Aktuell steigen die Zahlen der mit dem Coronavirus Infizierten deutschlandweit wieder an. Das könnte sich auch auf das diesjährige Weihnachtsfest auswirken. Dabei spielen die steigenden Zahlen eine deutliche Rolle: "Möglich, dass wir mehr als zehntausend neue Fälle pro Tag sehen und dass sich das Virus unkontrolliert verbreitet“, sagte der Präsident des Robert-Koch-Instituts, Lothar Wieler. 

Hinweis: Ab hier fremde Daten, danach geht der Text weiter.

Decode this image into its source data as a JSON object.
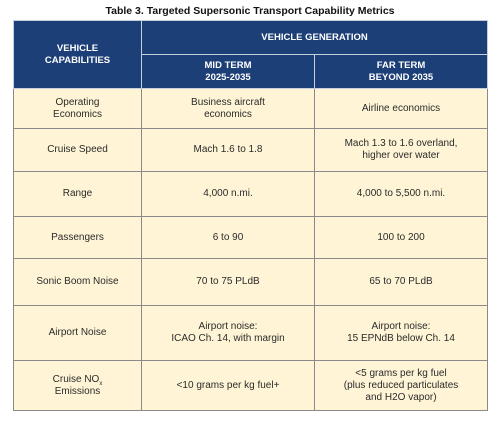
{
  "caption": "Table 3. Targeted Supersonic Transport Capability Metrics",
  "header": {
    "vehicle_capabilities": [
      "VEHICLE",
      "CAPABILITIES"
    ],
    "vehicle_generation": "VEHICLE GENERATION",
    "mid_term": [
      "MID TERM",
      "2025-2035"
    ],
    "far_term": [
      "FAR TERM",
      "BEYOND 2035"
    ]
  },
  "rows": [
    {
      "capability": [
        "Operating",
        "Economics"
      ],
      "mid": [
        "Business aircraft",
        "economics"
      ],
      "far": [
        "Airline economics"
      ]
    },
    {
      "capability": [
        "Cruise Speed"
      ],
      "mid": [
        "Mach 1.6 to 1.8"
      ],
      "far": [
        "Mach 1.3 to 1.6 overland,",
        "higher over water"
      ]
    },
    {
      "capability": [
        "Range"
      ],
      "mid": [
        "4,000 n.mi."
      ],
      "far": [
        "4,000 to 5,500 n.mi."
      ]
    },
    {
      "capability": [
        "Passengers"
      ],
      "mid": [
        "6 to 90"
      ],
      "far": [
        "100 to 200"
      ]
    },
    {
      "capability": [
        "Sonic Boom Noise"
      ],
      "mid": [
        "70 to 75 PLdB"
      ],
      "far": [
        "65 to 70 PLdB"
      ]
    },
    {
      "capability": [
        "Airport Noise"
      ],
      "mid": [
        "Airport noise:",
        "ICAO Ch. 14, with margin"
      ],
      "far": [
        "Airport noise:",
        "15 EPNdB below Ch. 14"
      ]
    },
    {
      "capability_nox": {
        "prefix": "Cruise NO",
        "subscript": "x",
        "line2": "Emissions"
      },
      "mid": [
        "<10 grams per kg fuel+"
      ],
      "far": [
        "<5 grams per kg fuel",
        "(plus reduced particulates",
        "and H2O vapor)"
      ]
    }
  ]
}
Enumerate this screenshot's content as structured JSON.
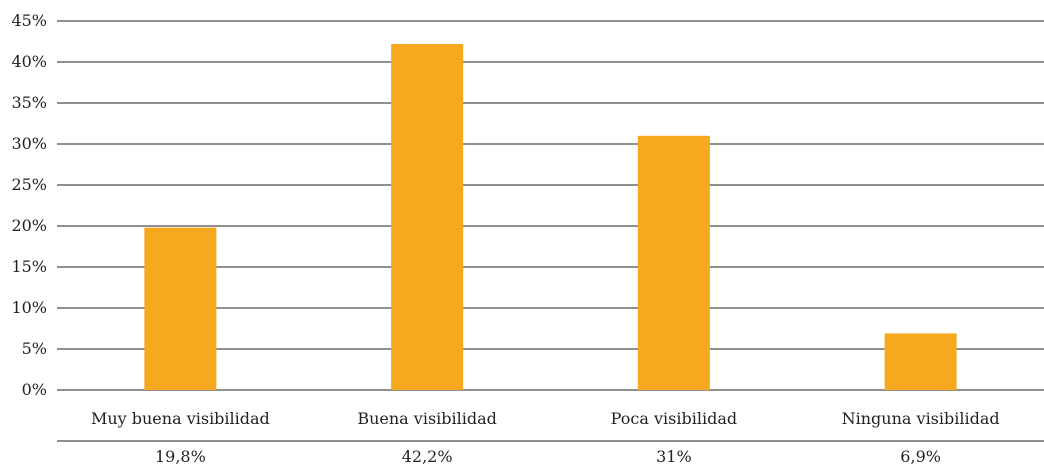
{
  "chart_data": {
    "type": "bar",
    "categories": [
      "Muy buena visibilidad",
      "Buena visibilidad",
      "Poca visibilidad",
      "Ninguna visibilidad"
    ],
    "values": [
      19.8,
      42.2,
      31,
      6.9
    ],
    "value_labels": [
      "19,8%",
      "42,2%",
      "31%",
      "6,9%"
    ],
    "y_ticks": [
      "0%",
      "5%",
      "10%",
      "15%",
      "20%",
      "25%",
      "30%",
      "35%",
      "40%",
      "45%"
    ],
    "ylim": [
      0,
      45
    ],
    "title": "",
    "xlabel": "",
    "ylabel": "",
    "grid": true,
    "bar_color": "#f6a81f"
  }
}
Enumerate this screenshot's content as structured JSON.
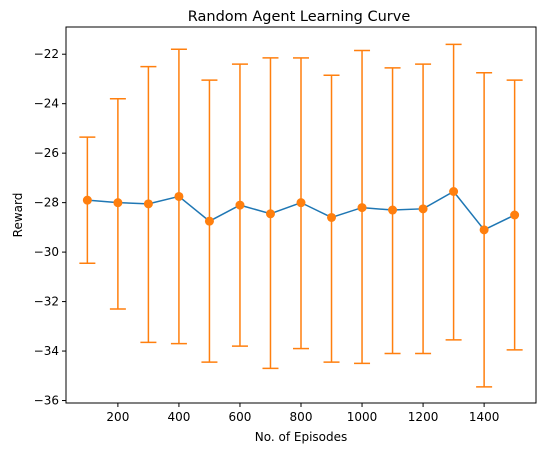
{
  "chart_data": {
    "type": "line",
    "title": "Random Agent Learning Curve",
    "xlabel": "No. of Episodes",
    "ylabel": "Reward",
    "xlim": [
      30,
      1570
    ],
    "ylim": [
      -36.1,
      -20.9
    ],
    "xticks": [
      200,
      400,
      600,
      800,
      1000,
      1200,
      1400
    ],
    "yticks": [
      -36,
      -34,
      -32,
      -30,
      -28,
      -26,
      -24,
      -22
    ],
    "grid": false,
    "legend": "none",
    "series": [
      {
        "x": [
          100,
          200,
          300,
          400,
          500,
          600,
          700,
          800,
          900,
          1000,
          1100,
          1200,
          1300,
          1400,
          1500
        ],
        "y": [
          -27.9,
          -28.0,
          -28.05,
          -27.75,
          -28.75,
          -28.1,
          -28.45,
          -28.0,
          -28.6,
          -28.2,
          -28.3,
          -28.25,
          -27.55,
          -29.1,
          -28.5
        ],
        "error_low": [
          -30.45,
          -32.3,
          -33.65,
          -33.7,
          -34.45,
          -33.8,
          -34.7,
          -33.9,
          -34.45,
          -34.5,
          -34.1,
          -34.1,
          -33.55,
          -35.45,
          -33.95
        ],
        "error_high": [
          -25.35,
          -23.8,
          -22.5,
          -21.8,
          -23.05,
          -22.4,
          -22.15,
          -22.15,
          -22.85,
          -21.85,
          -22.55,
          -22.4,
          -21.6,
          -22.75,
          -23.05
        ],
        "line_color": "#1f77b4",
        "marker_color": "#ff7f0e",
        "error_color": "#ff7f0e"
      }
    ]
  }
}
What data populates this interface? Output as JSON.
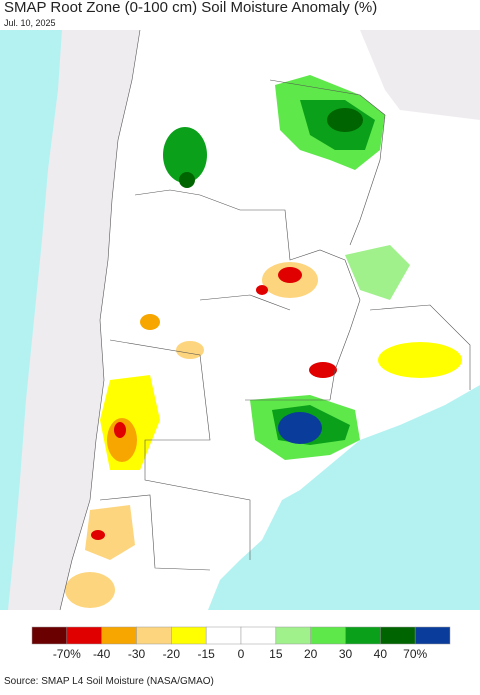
{
  "header": {
    "title": "SMAP Root Zone (0-100 cm) Soil Moisture Anomaly (%)",
    "date": "Jul. 10, 2025"
  },
  "legend": {
    "colors": [
      "#6b0000",
      "#e00000",
      "#f7a600",
      "#fdd57e",
      "#ffff00",
      "#ffffff",
      "#ffffff",
      "#a0f08c",
      "#5ee84a",
      "#0aa01a",
      "#006400",
      "#0a3c9c"
    ],
    "labels": [
      "-70%",
      "-40",
      "-30",
      "-20",
      "-15",
      "0",
      "15",
      "20",
      "30",
      "40",
      "70%"
    ]
  },
  "source": "Source: SMAP L4 Soil Moisture (NASA/GMAO)"
}
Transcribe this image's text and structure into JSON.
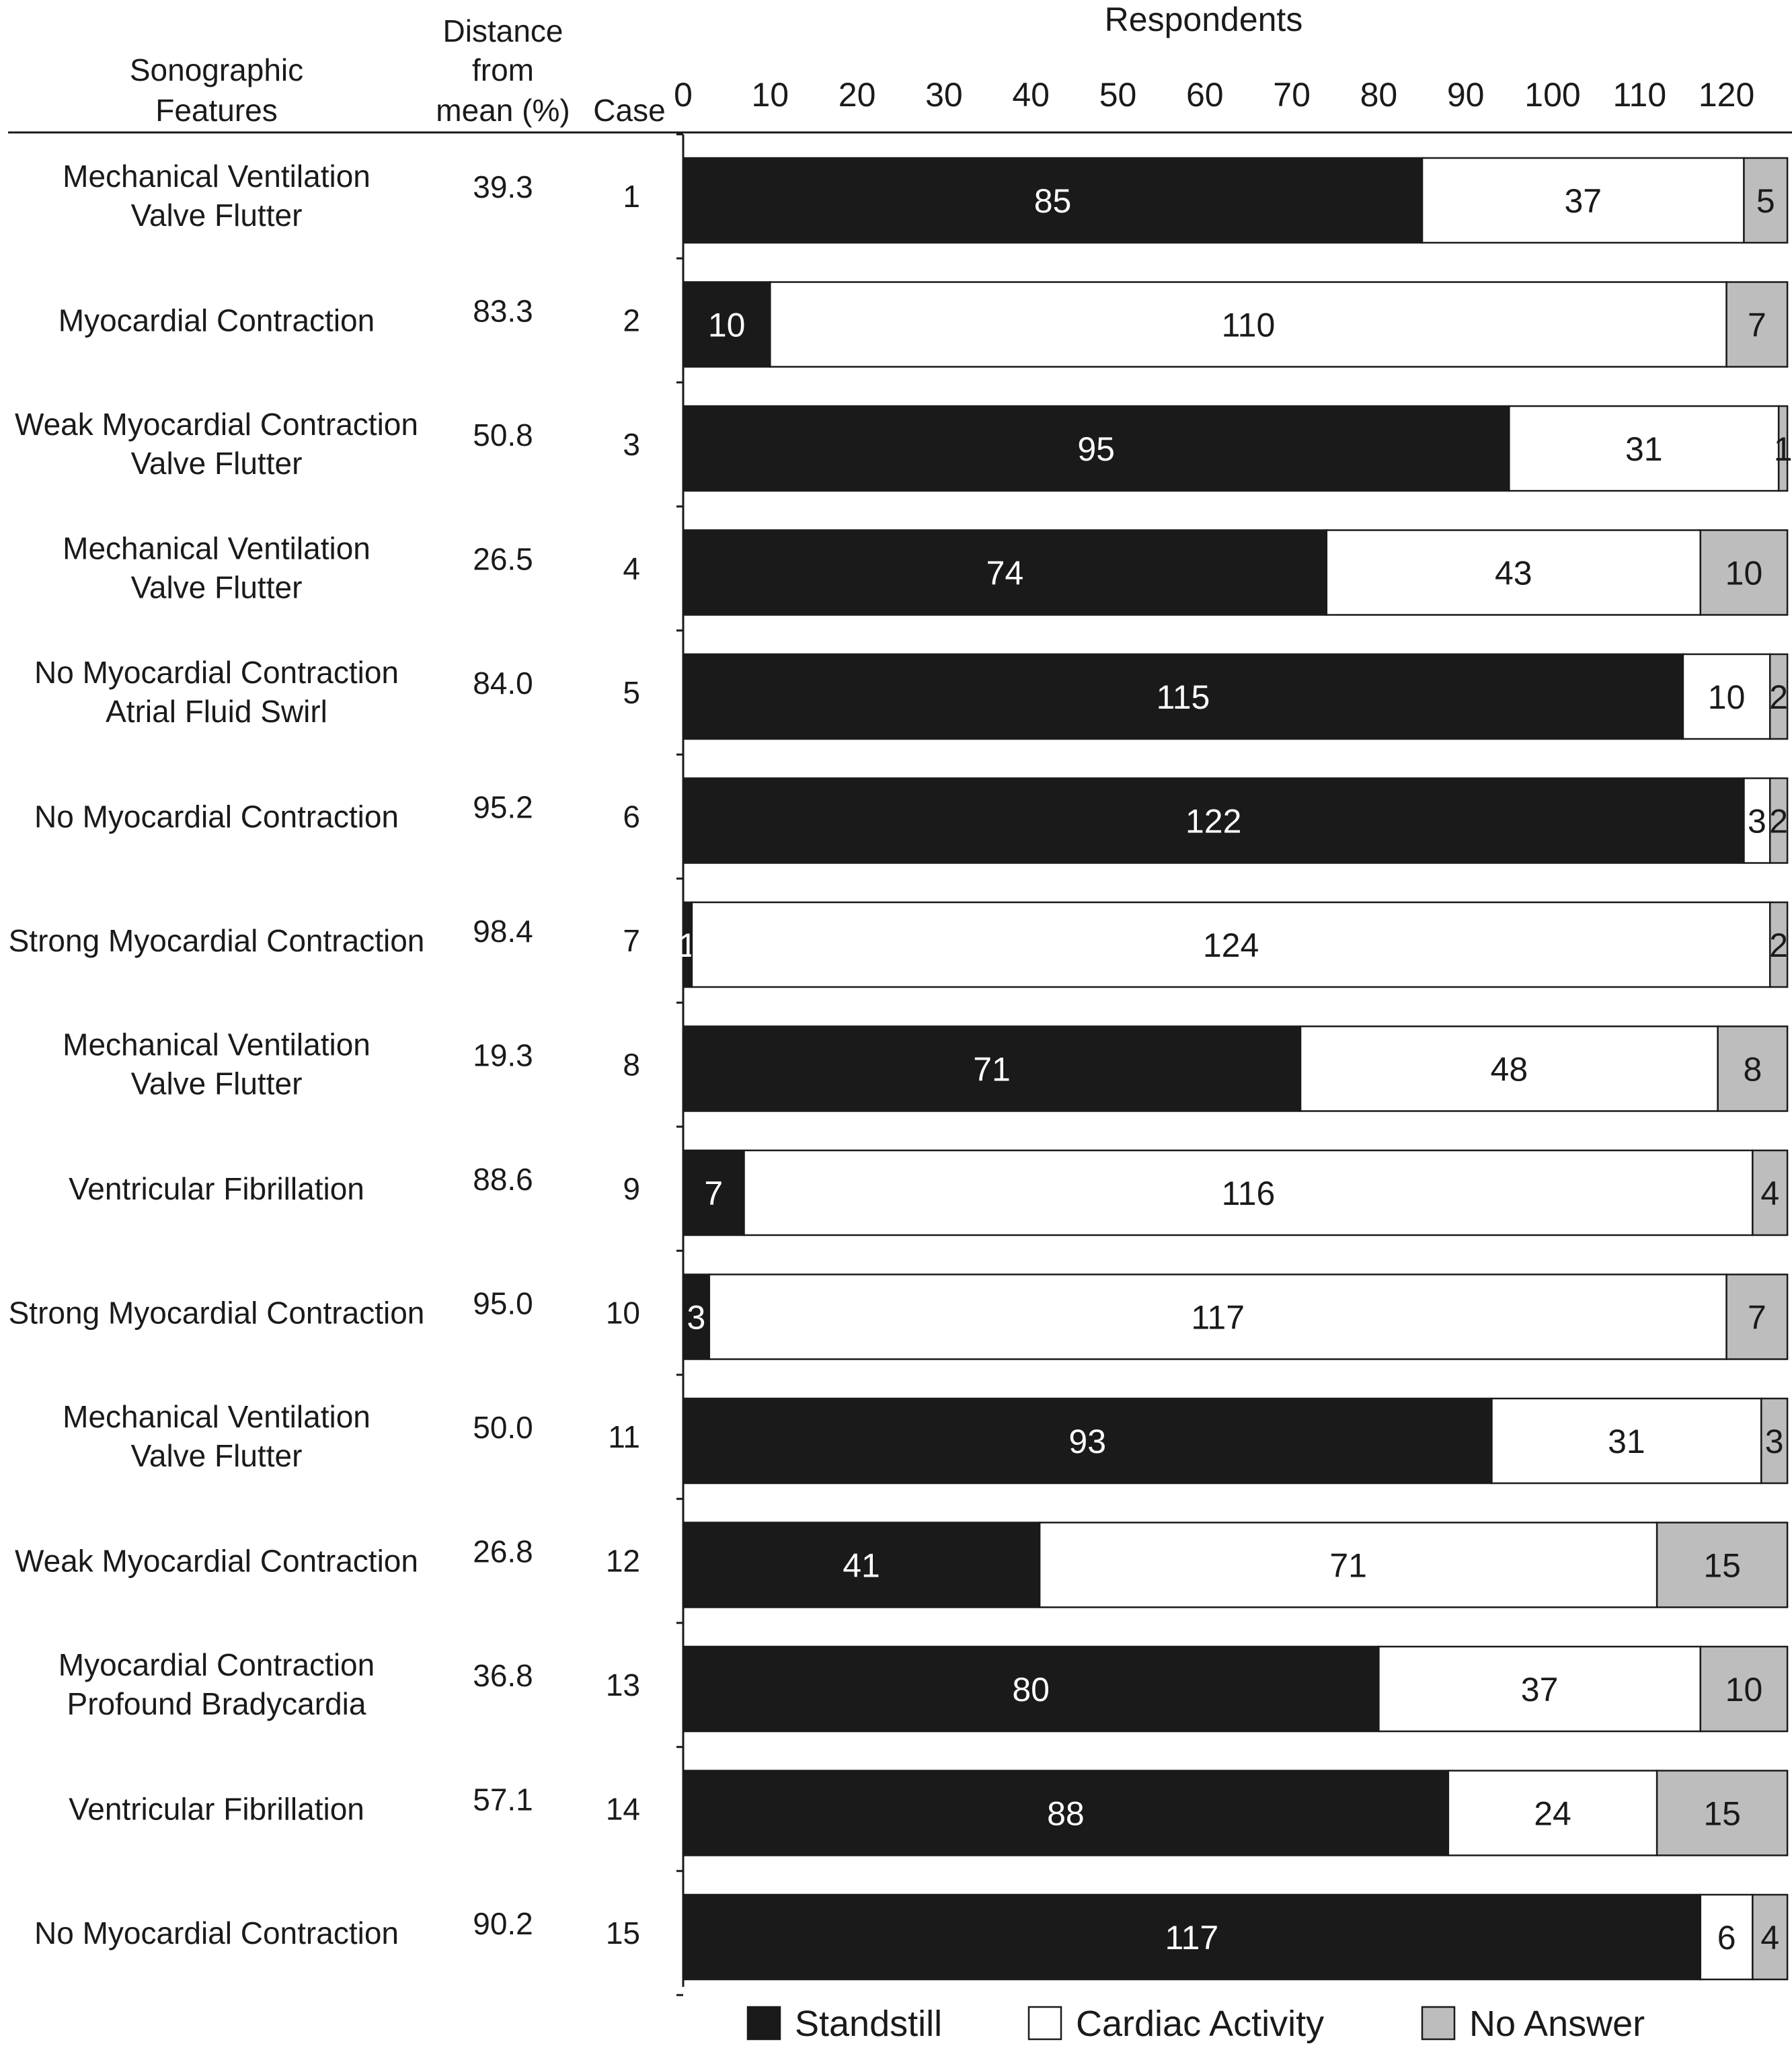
{
  "chart_data": {
    "type": "bar",
    "orientation": "horizontal",
    "stacked": true,
    "xlabel": "Respondents",
    "xticks": [
      0,
      10,
      20,
      30,
      40,
      50,
      60,
      70,
      80,
      90,
      100,
      110,
      120
    ],
    "xlim": [
      0,
      127
    ],
    "columns": {
      "features": "Sonographic Features",
      "distance": "Distance from mean (%)",
      "case": "Case"
    },
    "rows": [
      {
        "features": [
          "Mechanical Ventilation",
          "Valve Flutter"
        ],
        "distance": "39.3",
        "case": "1"
      },
      {
        "features": [
          "Myocardial Contraction"
        ],
        "distance": "83.3",
        "case": "2"
      },
      {
        "features": [
          "Weak Myocardial Contraction",
          "Valve Flutter"
        ],
        "distance": "50.8",
        "case": "3"
      },
      {
        "features": [
          "Mechanical Ventilation",
          "Valve Flutter"
        ],
        "distance": "26.5",
        "case": "4"
      },
      {
        "features": [
          "No Myocardial Contraction",
          "Atrial Fluid Swirl"
        ],
        "distance": "84.0",
        "case": "5"
      },
      {
        "features": [
          "No Myocardial Contraction"
        ],
        "distance": "95.2",
        "case": "6"
      },
      {
        "features": [
          "Strong Myocardial Contraction"
        ],
        "distance": "98.4",
        "case": "7"
      },
      {
        "features": [
          "Mechanical Ventilation",
          "Valve Flutter"
        ],
        "distance": "19.3",
        "case": "8"
      },
      {
        "features": [
          "Ventricular Fibrillation"
        ],
        "distance": "88.6",
        "case": "9"
      },
      {
        "features": [
          "Strong Myocardial Contraction"
        ],
        "distance": "95.0",
        "case": "10"
      },
      {
        "features": [
          "Mechanical Ventilation",
          "Valve Flutter"
        ],
        "distance": "50.0",
        "case": "11"
      },
      {
        "features": [
          "Weak Myocardial Contraction"
        ],
        "distance": "26.8",
        "case": "12"
      },
      {
        "features": [
          "Myocardial Contraction",
          "Profound Bradycardia"
        ],
        "distance": "36.8",
        "case": "13"
      },
      {
        "features": [
          "Ventricular Fibrillation"
        ],
        "distance": "57.1",
        "case": "14"
      },
      {
        "features": [
          "No Myocardial Contraction"
        ],
        "distance": "90.2",
        "case": "15"
      }
    ],
    "series": [
      {
        "name": "Standstill",
        "color": "#1a1a1a",
        "label_color": "#ffffff",
        "values": [
          85,
          10,
          95,
          74,
          115,
          122,
          1,
          71,
          7,
          3,
          93,
          41,
          80,
          88,
          117
        ]
      },
      {
        "name": "Cardiac Activity",
        "color": "#ffffff",
        "label_color": "#1a1a1a",
        "values": [
          37,
          110,
          31,
          43,
          10,
          3,
          124,
          48,
          116,
          117,
          31,
          71,
          37,
          24,
          6
        ]
      },
      {
        "name": "No Answer",
        "color": "#bdbdbd",
        "label_color": "#1a1a1a",
        "values": [
          5,
          7,
          1,
          10,
          2,
          2,
          2,
          8,
          4,
          7,
          3,
          15,
          10,
          15,
          4
        ]
      }
    ],
    "legend_position": "bottom"
  }
}
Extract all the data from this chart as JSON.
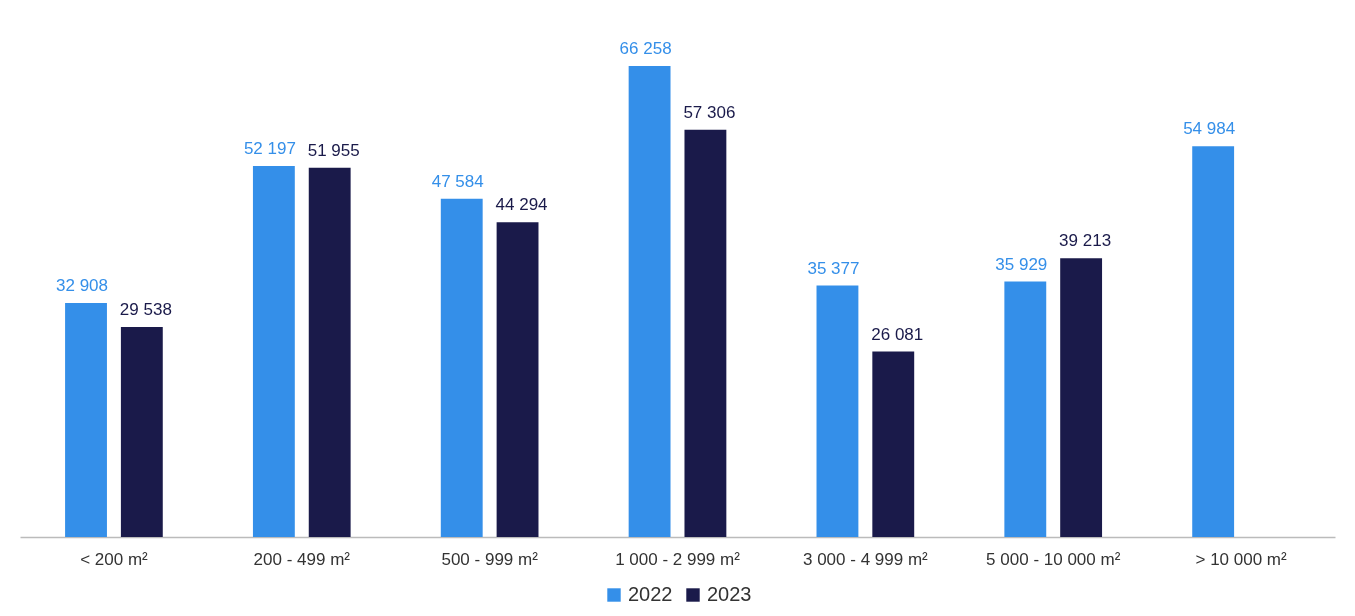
{
  "chart_data": {
    "type": "bar",
    "categories": [
      "< 200 m²",
      "200 - 499 m²",
      "500 - 999 m²",
      "1 000 - 2 999 m²",
      "3 000 - 4 999 m²",
      "5 000 - 10 000 m²",
      "> 10 000 m²"
    ],
    "series": [
      {
        "name": "2022",
        "color": "#348fe9",
        "values": [
          32908,
          52197,
          47584,
          66258,
          35377,
          35929,
          54984
        ]
      },
      {
        "name": "2023",
        "color": "#1a1a4a",
        "values": [
          29538,
          51955,
          44294,
          57306,
          26081,
          39213,
          null
        ]
      }
    ],
    "data_labels": true,
    "legend": "bottom",
    "grid": false
  }
}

Mit den steigenden Zahlen kommen auch weitere Maßnahmen ins Spiel. Zuletzt wurde in einigen Bundesländern das Beherbergungsverbot ausgerufen. Wer aus einem Risikogebiet kommt und keinen negativen Coronatest aufweisen kann, der nicht älter als 48 Stunden ist, darf nicht einreisen. Sollte das Verbot bis Weihnachten bestehen bleiben, hätten einige Familien sicherlich Schwierigkeiten, wie gewohnt Weihnachten zusammen zu verbringen.  

Weihnachten trotz Pandemie: Mehrheit ist zuversichtlich

Dass viele Menschen in Deutschland allerdings zuversichtlich sind, Weihnachten trotz Pandemie gemeinsam verbringen zu können, zeigt eine aktuelle Befragung  des Online-Meinungsforschungsinstituts Civey.

54,7 Prozent der 5052 Befragten gaben an, die Zusammenkunft an Weihnachten nicht gefährdet zu sehen. Beobachtet man nur die jüngere Altersgruppe von 18 bis 29 ist das Gegenteil zu erkennen: Über 40 Prozent sind hier besorgt, das Weihnachtsfest nicht wie gewohnt mit der Familie verbringen zu können. 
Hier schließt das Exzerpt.